Un collar de sudor aceitoso me quitó el sueño esta mañana. Abrí los ojos para descubrir, con poco asombro, que el techo quería aplastar mi cabeza contra la almohada. Las sábanas de flores se humedecieron con el lento transcurrir del tiempo en esta ciudad de costas negras.
El pequeño ventilador giraba con poca fuerza y las cortinas que amasaban el aire, bailaban con impaciencia frente a la ventana.
“No quiero irme”.
Afuera yacía Cartagena.
Tan inmóvil, tan pasiva, tan ruidosa y tan esquiva. Tan corriente, tan experta, tan distante y tan intensa. Tan leída, tan modesta, tan poética y tan risueña. Tan salada, tan pequeña, tan escasa y tan coqueta. Tan llena de cosas y tan llena de gracia y con tanto potencial… amada, amada, Cartagena.
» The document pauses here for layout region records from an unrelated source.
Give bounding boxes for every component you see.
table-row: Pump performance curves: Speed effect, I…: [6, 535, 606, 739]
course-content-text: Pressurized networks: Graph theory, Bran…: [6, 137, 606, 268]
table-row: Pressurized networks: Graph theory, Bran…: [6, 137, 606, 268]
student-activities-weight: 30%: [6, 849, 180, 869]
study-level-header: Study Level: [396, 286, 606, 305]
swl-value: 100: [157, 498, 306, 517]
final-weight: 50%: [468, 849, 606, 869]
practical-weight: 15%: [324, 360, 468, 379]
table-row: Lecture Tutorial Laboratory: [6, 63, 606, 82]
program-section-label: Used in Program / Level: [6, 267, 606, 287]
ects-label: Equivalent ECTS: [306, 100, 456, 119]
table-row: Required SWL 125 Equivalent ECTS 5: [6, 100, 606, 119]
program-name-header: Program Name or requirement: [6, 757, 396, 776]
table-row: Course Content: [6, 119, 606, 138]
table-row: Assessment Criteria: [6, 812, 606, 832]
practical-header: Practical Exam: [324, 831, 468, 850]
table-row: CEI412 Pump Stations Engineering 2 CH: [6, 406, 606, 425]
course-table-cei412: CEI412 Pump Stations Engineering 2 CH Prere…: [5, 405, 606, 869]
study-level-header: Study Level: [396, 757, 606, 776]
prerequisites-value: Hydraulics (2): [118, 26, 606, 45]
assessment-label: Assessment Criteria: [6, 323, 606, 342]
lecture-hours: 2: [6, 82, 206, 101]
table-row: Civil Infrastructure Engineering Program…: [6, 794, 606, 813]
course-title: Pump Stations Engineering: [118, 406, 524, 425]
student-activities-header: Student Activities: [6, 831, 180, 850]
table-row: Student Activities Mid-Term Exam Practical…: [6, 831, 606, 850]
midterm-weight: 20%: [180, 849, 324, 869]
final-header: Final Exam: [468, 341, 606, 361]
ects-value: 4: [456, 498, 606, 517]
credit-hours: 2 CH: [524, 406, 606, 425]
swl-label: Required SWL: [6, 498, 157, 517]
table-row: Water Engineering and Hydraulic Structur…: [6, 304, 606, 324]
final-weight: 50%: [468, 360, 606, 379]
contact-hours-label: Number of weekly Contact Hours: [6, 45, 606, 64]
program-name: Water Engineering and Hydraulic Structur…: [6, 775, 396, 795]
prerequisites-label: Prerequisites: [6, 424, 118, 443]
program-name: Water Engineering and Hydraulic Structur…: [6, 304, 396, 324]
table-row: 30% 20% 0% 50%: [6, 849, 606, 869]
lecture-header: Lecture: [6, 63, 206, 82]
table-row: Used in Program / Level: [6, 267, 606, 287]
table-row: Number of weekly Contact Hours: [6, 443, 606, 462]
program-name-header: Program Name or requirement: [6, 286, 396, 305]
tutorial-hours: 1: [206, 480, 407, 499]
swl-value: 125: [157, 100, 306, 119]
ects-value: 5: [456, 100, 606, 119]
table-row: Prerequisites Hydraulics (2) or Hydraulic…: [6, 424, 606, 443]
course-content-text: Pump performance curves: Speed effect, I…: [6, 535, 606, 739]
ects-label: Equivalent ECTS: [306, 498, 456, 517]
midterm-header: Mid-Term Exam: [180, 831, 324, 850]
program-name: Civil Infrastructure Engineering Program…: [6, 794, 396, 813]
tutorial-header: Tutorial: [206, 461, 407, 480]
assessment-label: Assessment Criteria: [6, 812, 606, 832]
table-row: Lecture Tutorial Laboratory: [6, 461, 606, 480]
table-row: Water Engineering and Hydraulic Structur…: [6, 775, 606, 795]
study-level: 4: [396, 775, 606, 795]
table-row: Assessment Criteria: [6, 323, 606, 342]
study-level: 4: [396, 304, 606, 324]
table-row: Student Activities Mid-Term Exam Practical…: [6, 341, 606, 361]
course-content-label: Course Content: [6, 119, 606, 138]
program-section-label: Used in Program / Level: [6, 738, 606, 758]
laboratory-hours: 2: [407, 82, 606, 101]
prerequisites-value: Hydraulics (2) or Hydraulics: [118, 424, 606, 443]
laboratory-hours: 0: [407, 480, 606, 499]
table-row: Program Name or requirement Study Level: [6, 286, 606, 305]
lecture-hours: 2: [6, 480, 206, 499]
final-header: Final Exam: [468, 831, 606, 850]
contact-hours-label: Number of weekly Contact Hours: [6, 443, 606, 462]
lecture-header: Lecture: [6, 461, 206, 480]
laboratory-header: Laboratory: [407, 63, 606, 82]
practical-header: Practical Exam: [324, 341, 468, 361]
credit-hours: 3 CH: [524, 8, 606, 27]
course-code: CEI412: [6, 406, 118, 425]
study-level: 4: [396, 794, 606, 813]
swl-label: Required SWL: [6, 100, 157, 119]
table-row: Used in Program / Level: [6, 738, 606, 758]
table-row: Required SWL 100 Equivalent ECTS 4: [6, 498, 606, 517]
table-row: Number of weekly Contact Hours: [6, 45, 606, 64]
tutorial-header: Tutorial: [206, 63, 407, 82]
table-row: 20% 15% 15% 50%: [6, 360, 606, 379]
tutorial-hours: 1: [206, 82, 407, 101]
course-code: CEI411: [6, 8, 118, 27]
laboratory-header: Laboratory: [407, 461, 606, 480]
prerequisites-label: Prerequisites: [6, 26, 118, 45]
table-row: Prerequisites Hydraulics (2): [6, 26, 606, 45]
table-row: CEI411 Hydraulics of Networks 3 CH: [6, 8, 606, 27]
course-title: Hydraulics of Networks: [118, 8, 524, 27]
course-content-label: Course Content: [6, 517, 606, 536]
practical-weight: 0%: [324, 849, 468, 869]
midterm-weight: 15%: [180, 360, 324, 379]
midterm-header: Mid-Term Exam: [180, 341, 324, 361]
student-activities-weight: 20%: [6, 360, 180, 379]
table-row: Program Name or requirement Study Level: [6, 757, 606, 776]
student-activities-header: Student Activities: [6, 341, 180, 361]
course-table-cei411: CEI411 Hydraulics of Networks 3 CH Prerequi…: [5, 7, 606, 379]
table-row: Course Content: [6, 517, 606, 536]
Agosto es el mes de las muertes brillantes, de soles huraños, de cometas en Las Tenazas y de canículas que no dejan pensar.
El expectante se abruma ante la materialización de sus ideas. Pero no. Esto fue lo que pasó: encendí el aire acondicionado y volví a dormir pensando en el mar al que no iría. Mañana es septiembre. No pasó nada más. Fin.